Yemin bozduran bileklik





Eylül ayı çok yoğun geçti, hem İstanbul'da hem Ordu'da düğün, tatil derken Ekim ayı gelmiş bile.
Düğün denen şey alışverişin ve harcamanın tavana vurmasıymış meğer. Eskiden bir kına gecesi , bir de düğün vardı; şimdi bekarlığa veda, manzarada fotoğraf çekimi, mekan süslemesi, masa düzeni derken  bambaşka bir boyut kazanmış evlenmek. Neyse ki bizim çift böyle şeylere pek meraklı olmadığından tüketim çılgınlığı yaşanmadan düğünü atlattık. Ben de daha önce karar verdiğim gibi arkadaşlarımdan ödünç aldığım elbiselerle katıldım düğünlere, çok da güzel oldu.

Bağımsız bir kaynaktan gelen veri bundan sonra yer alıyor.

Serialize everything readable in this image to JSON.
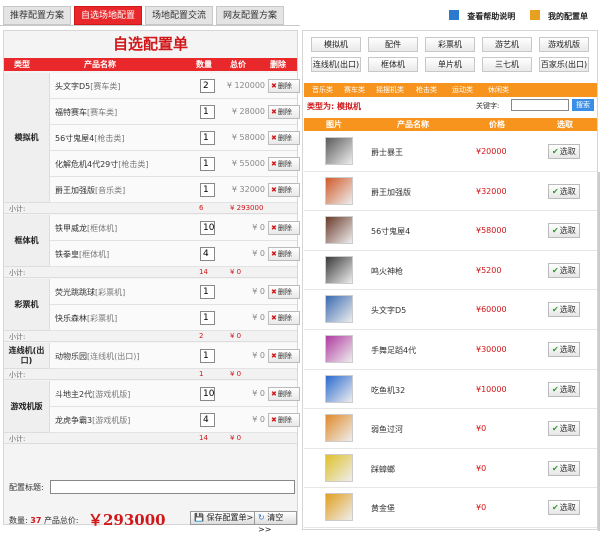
{
  "tabs": [
    "推荐配置方案",
    "自选场地配置",
    "场地配置交流",
    "网友配置方案"
  ],
  "config": {
    "title": "自选配置单",
    "headers": {
      "type": "类型",
      "name": "产品名称",
      "qty": "数量",
      "total": "总价",
      "del": "删除"
    },
    "delete_label": "删除",
    "groups": [
      {
        "category": "模拟机",
        "items": [
          {
            "name": "头文字D5",
            "tag": "[赛车类]",
            "qty": "2",
            "price": "¥ 120000"
          },
          {
            "name": "福特赛车",
            "tag": "[赛车类]",
            "qty": "1",
            "price": "¥ 28000"
          },
          {
            "name": "56寸鬼屋4",
            "tag": "[枪击类]",
            "qty": "1",
            "price": "¥ 58000"
          },
          {
            "name": "化解危机4代29寸",
            "tag": "[枪击类]",
            "qty": "1",
            "price": "¥ 55000"
          },
          {
            "name": "爵王加强版",
            "tag": "[音乐类]",
            "qty": "1",
            "price": "¥ 32000"
          }
        ],
        "subtotal_label": "小计:",
        "subtotal_count": "6",
        "subtotal_amount": "¥ 293000"
      },
      {
        "category": "框体机",
        "items": [
          {
            "name": "铁甲威龙",
            "tag": "[框体机]",
            "qty": "10",
            "price": "¥ 0"
          },
          {
            "name": "铁拳皇",
            "tag": "[框体机]",
            "qty": "4",
            "price": "¥ 0"
          }
        ],
        "subtotal_label": "小计:",
        "subtotal_count": "14",
        "subtotal_amount": "¥ 0"
      },
      {
        "category": "彩票机",
        "items": [
          {
            "name": "荧光跳跳球",
            "tag": "[彩票机]",
            "qty": "1",
            "price": "¥ 0"
          },
          {
            "name": "快乐森林",
            "tag": "[彩票机]",
            "qty": "1",
            "price": "¥ 0"
          }
        ],
        "subtotal_label": "小计:",
        "subtotal_count": "2",
        "subtotal_amount": "¥ 0"
      },
      {
        "category": "连线机(出口)",
        "items": [
          {
            "name": "动物乐园",
            "tag": "[连线机(出口)]",
            "qty": "1",
            "price": "¥ 0"
          }
        ],
        "subtotal_label": "小计:",
        "subtotal_count": "1",
        "subtotal_amount": "¥ 0"
      },
      {
        "category": "游戏机版",
        "items": [
          {
            "name": "斗地主2代",
            "tag": "[游戏机版]",
            "qty": "10",
            "price": "¥ 0"
          },
          {
            "name": "龙虎争霸3",
            "tag": "[游戏机版]",
            "qty": "4",
            "price": "¥ 0"
          }
        ],
        "subtotal_label": "小计:",
        "subtotal_count": "14",
        "subtotal_amount": "¥ 0"
      }
    ],
    "config_title_label": "配置标题:",
    "count_label": "数量:",
    "count_value": "37",
    "total_label": "产品总价:",
    "total_value": "￥293000",
    "save_button": "保存配置单>>",
    "clear_button": "清空>>"
  },
  "toplinks": {
    "help": "查看帮助说明",
    "mine": "我的配置单"
  },
  "categories": [
    "模拟机",
    "配件",
    "彩票机",
    "游艺机",
    "游戏机版",
    "连线机(出口)",
    "框体机",
    "单片机",
    "三七机",
    "百家乐(出口)"
  ],
  "subcats": [
    "音乐类",
    "赛车类",
    "摇摆机类",
    "枪击类",
    "运动类",
    "休闲类"
  ],
  "filter": {
    "type_label": "类型为: 模拟机",
    "keyword_label": "关键字:",
    "search_button": "搜索"
  },
  "product_headers": {
    "pic": "图片",
    "name": "产品名称",
    "price": "价格",
    "pick": "选取"
  },
  "pick_label": "选取",
  "products": [
    {
      "name": "爵士暴王",
      "price": "¥20000",
      "color": "#5a5a5a"
    },
    {
      "name": "爵王加强版",
      "price": "¥32000",
      "color": "#d05a2a"
    },
    {
      "name": "56寸鬼屋4",
      "price": "¥58000",
      "color": "#6a3a2a"
    },
    {
      "name": "鸣火神枪",
      "price": "¥5200",
      "color": "#3a3a3a"
    },
    {
      "name": "头文字D5",
      "price": "¥60000",
      "color": "#3a6ab0"
    },
    {
      "name": "手舞足蹈4代",
      "price": "¥30000",
      "color": "#b03aa0"
    },
    {
      "name": "吃鱼机32",
      "price": "¥10000",
      "color": "#2a6ad0"
    },
    {
      "name": "弱鱼过河",
      "price": "¥0",
      "color": "#e08a2a"
    },
    {
      "name": "踩蟑螂",
      "price": "¥0",
      "color": "#e0c02a"
    },
    {
      "name": "黄金堡",
      "price": "¥0",
      "color": "#e0a020"
    }
  ]
}
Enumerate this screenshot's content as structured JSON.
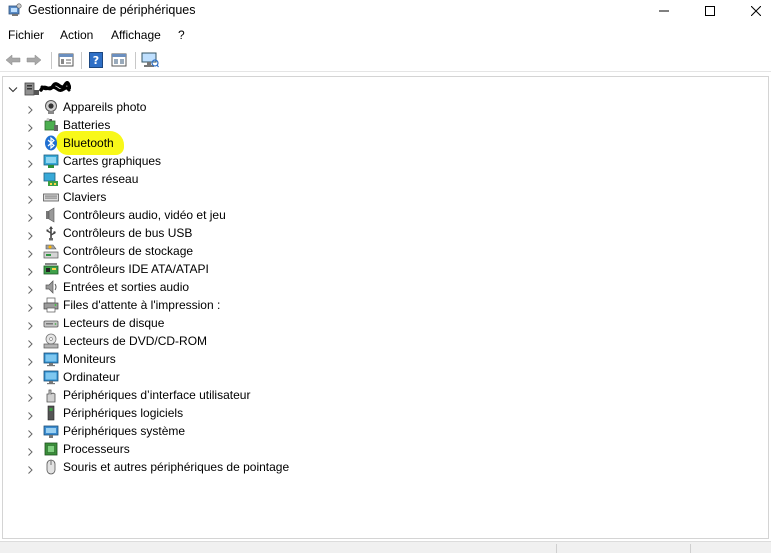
{
  "window": {
    "title": "Gestionnaire de périphériques",
    "icons": {
      "app": "device-manager-icon"
    }
  },
  "menu": [
    {
      "label": "Fichier"
    },
    {
      "label": "Action"
    },
    {
      "label": "Affichage"
    },
    {
      "label": "?"
    }
  ],
  "toolbar": {
    "buttons": [
      "back-icon",
      "forward-icon",
      "properties-icon",
      "help-icon",
      "show-hidden-icon",
      "scan-hardware-icon"
    ]
  },
  "tree": {
    "root_expanded": true,
    "items": [
      {
        "label": "Appareils photo",
        "icon": "camera-icon"
      },
      {
        "label": "Batteries",
        "icon": "battery-icon"
      },
      {
        "label": "Bluetooth",
        "icon": "bluetooth-icon",
        "highlighted": true
      },
      {
        "label": "Cartes graphiques",
        "icon": "display-adapter-icon"
      },
      {
        "label": "Cartes réseau",
        "icon": "network-adapter-icon"
      },
      {
        "label": "Claviers",
        "icon": "keyboard-icon"
      },
      {
        "label": "Contrôleurs audio, vidéo et jeu",
        "icon": "speaker-icon"
      },
      {
        "label": "Contrôleurs de bus USB",
        "icon": "usb-icon"
      },
      {
        "label": "Contrôleurs de stockage",
        "icon": "storage-controller-icon"
      },
      {
        "label": "Contrôleurs IDE ATA/ATAPI",
        "icon": "ide-controller-icon"
      },
      {
        "label": "Entrées et sorties audio",
        "icon": "audio-io-icon"
      },
      {
        "label": "Files d'attente à l'impression :",
        "icon": "printer-queue-icon"
      },
      {
        "label": "Lecteurs de disque",
        "icon": "disk-drive-icon"
      },
      {
        "label": "Lecteurs de DVD/CD-ROM",
        "icon": "dvd-drive-icon"
      },
      {
        "label": "Moniteurs",
        "icon": "monitor-icon"
      },
      {
        "label": "Ordinateur",
        "icon": "computer-icon"
      },
      {
        "label": "Périphériques d’interface utilisateur",
        "icon": "hid-icon"
      },
      {
        "label": "Périphériques logiciels",
        "icon": "software-device-icon"
      },
      {
        "label": "Périphériques système",
        "icon": "system-device-icon"
      },
      {
        "label": "Processeurs",
        "icon": "processor-icon"
      },
      {
        "label": "Souris et autres périphériques de pointage",
        "icon": "mouse-icon"
      }
    ]
  },
  "colors": {
    "highlight": "#f7f700",
    "bluetooth": "#1f6fd1"
  }
}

Düğünden sonra da on günlük bir gezi için İran'a gittim. İnsan hazır İran'a gitmişken kocaman  ve envai çeşit ürünlerle dolu kapalı çarşıları görünce birşeyler satın almak istiyor. Sahip olmaktan çok orada alışveriş yapmanın zevki var sanırım.  Kız kardeşim kendisine birşeyler almam için bana bir miktar para verdi, onun için alışveriş yaparken bu zevki yaşayıp alışveriş hevesimi yatıştırdım. Hediye olarak da hurma, baharat gibi şeyler aldım.

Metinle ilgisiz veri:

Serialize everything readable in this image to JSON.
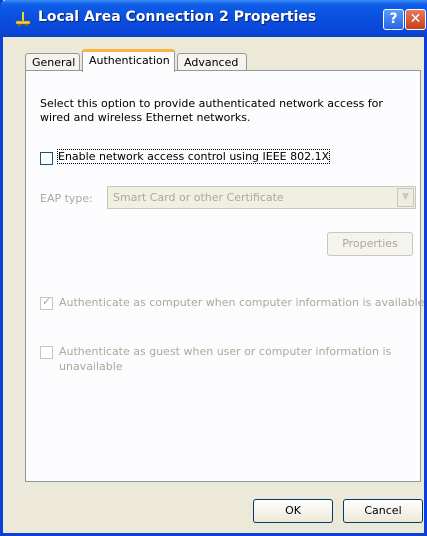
{
  "window": {
    "title": "Local Area Connection 2 Properties",
    "help_label": "?",
    "close_label": "✕"
  },
  "tabs": [
    {
      "label": "General",
      "active": false
    },
    {
      "label": "Authentication",
      "active": true
    },
    {
      "label": "Advanced",
      "active": false
    }
  ],
  "auth": {
    "description": "Select this option to provide authenticated network access for wired and wireless Ethernet networks.",
    "enable_8021x": {
      "label": "Enable network access control using IEEE 802.1X",
      "checked": false
    },
    "eap_type": {
      "label": "EAP type:",
      "selected": "Smart Card or other Certificate",
      "enabled": false
    },
    "properties_button": "Properties",
    "auth_as_computer": {
      "label": "Authenticate as computer when computer information is available",
      "checked": true,
      "enabled": false
    },
    "auth_as_guest": {
      "label_line1": "Authenticate as guest when user or computer information is",
      "label_line2": "unavailable",
      "checked": false,
      "enabled": false
    }
  },
  "footer": {
    "ok_label": "OK",
    "cancel_label": "Cancel"
  },
  "colors": {
    "titlebar": "#0a4ee0",
    "face": "#ece9d8",
    "disabled_text": "#aca899",
    "active_tab_accent": "#f8b43c"
  }
}
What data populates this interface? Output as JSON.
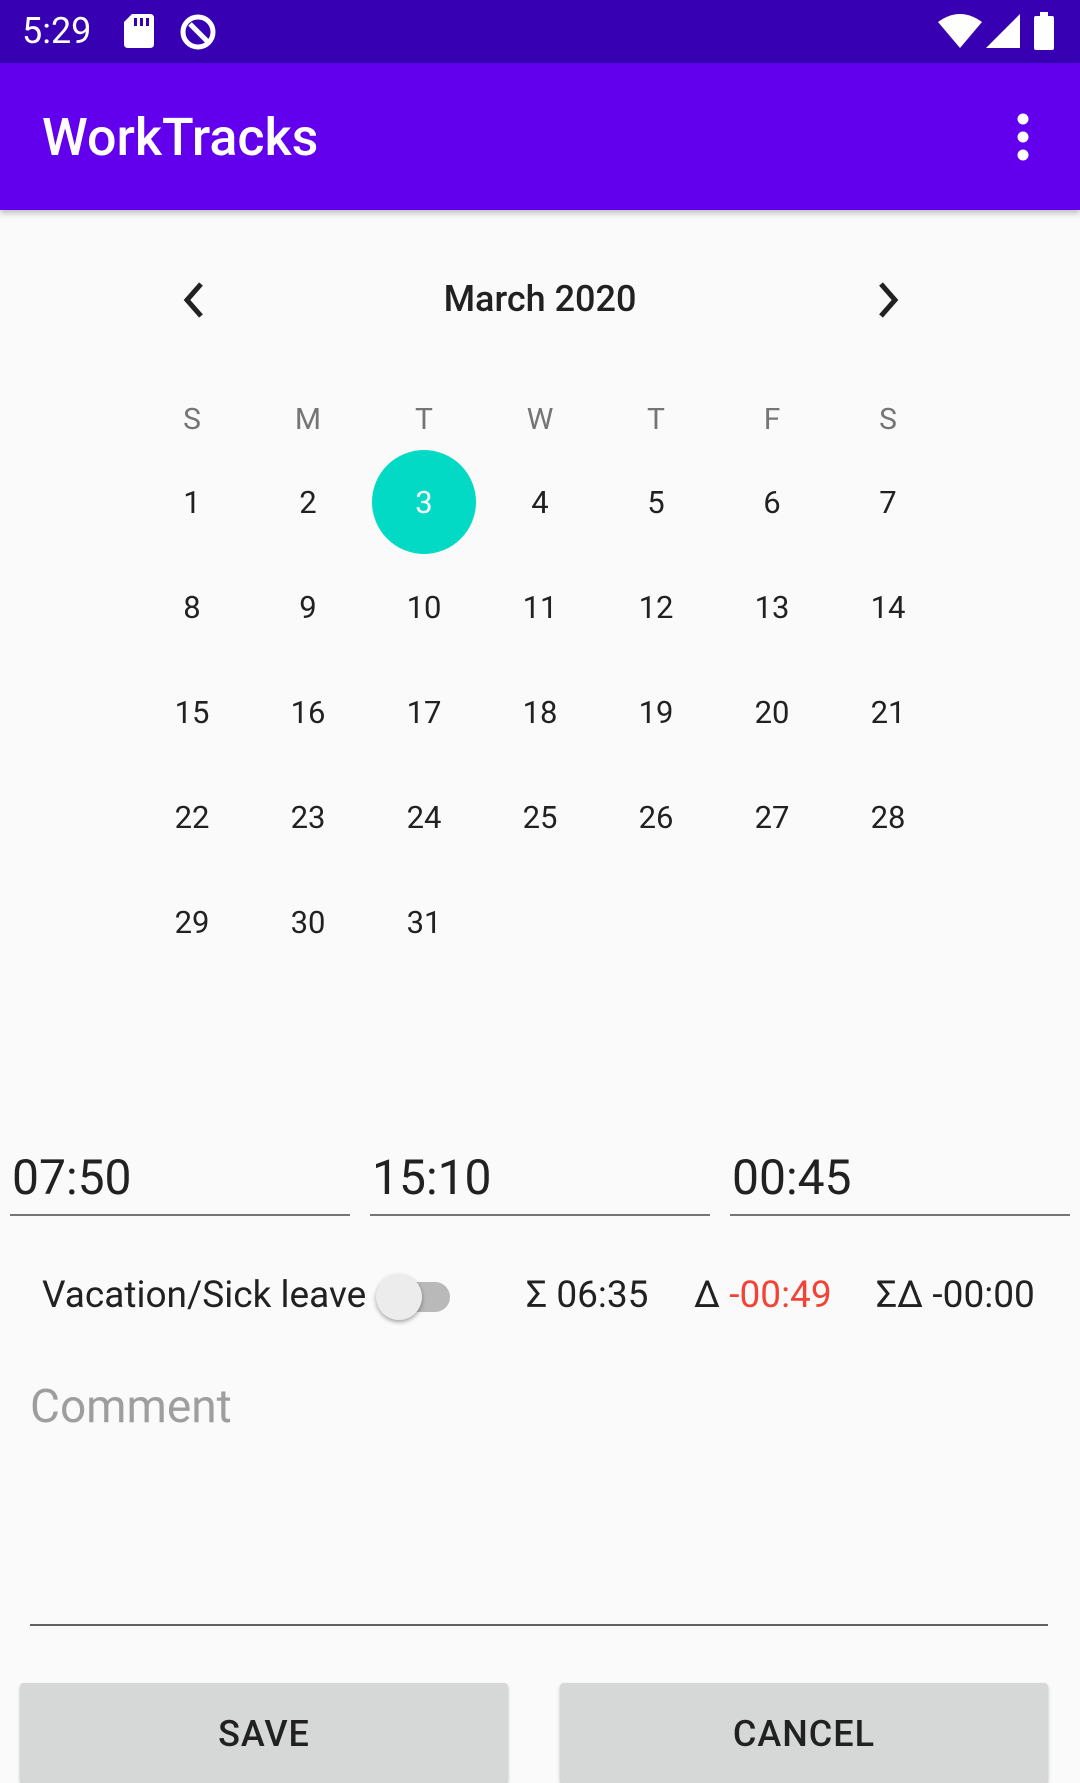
{
  "status_bar": {
    "time": "5:29"
  },
  "app_bar": {
    "title": "WorkTracks"
  },
  "calendar": {
    "month": "March 2020",
    "weekdays": [
      "S",
      "M",
      "T",
      "W",
      "T",
      "F",
      "S"
    ],
    "weeks": [
      [
        "1",
        "2",
        "3",
        "4",
        "5",
        "6",
        "7"
      ],
      [
        "8",
        "9",
        "10",
        "11",
        "12",
        "13",
        "14"
      ],
      [
        "15",
        "16",
        "17",
        "18",
        "19",
        "20",
        "21"
      ],
      [
        "22",
        "23",
        "24",
        "25",
        "26",
        "27",
        "28"
      ],
      [
        "29",
        "30",
        "31",
        "",
        "",
        "",
        ""
      ]
    ],
    "selected_day": "3"
  },
  "times": {
    "start": "07:50",
    "end": "15:10",
    "break": "00:45"
  },
  "summary": {
    "vacation_label": "Vacation/Sick leave",
    "vacation_on": false,
    "sum_symbol": "Σ",
    "sum": "06:35",
    "delta_symbol": "Δ",
    "delta": "-00:49",
    "total_delta_symbol": "ΣΔ",
    "total_delta": "-00:00",
    "negative_color": "#f44336"
  },
  "comment": {
    "placeholder": "Comment"
  },
  "buttons": {
    "save": "SAVE",
    "cancel": "CANCEL"
  }
}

Kendine hiç mi birşey almadın derseniz, itiraf edeyim ki aldım. Birincisi Şiraz'da hava çok sıcaktı ve Persepolis'e gidecektik, sıcaktan bayılmamak için başıma örtecek ince beyaz bir başörtüsü almak zorunda kaldım. İkincisi de üzülerek söylüyorum keyfi birşey;  kardeşime alırken bir tane de kendime bileklik aldım, İran'dan bana bir hatıra kalsın istedim sanırım. Çok ucuza almam birşey değiştirmiyor ve hiç de ihtiyaç değil ama vicdan azabı da duymadım alınca. Bu 10 aydır keyfi olarak aldığım tek şey olduğu için hakkını vererek hergün takıyorum, başlıkta yemin bozduran dedim ama hiç bozmamışım gibi devam ediyorum.

Böylece 10 ayı bitirmiş oldum. Bu on ay boyunca alışveriş yapmaya devam etseydim muhtemelen İran'a ve bu süreçte gittiğim diğer seyahatlere gidememiş olacaktım, yani eşyaya değil yaşama yatırım yaptım diyebilirz.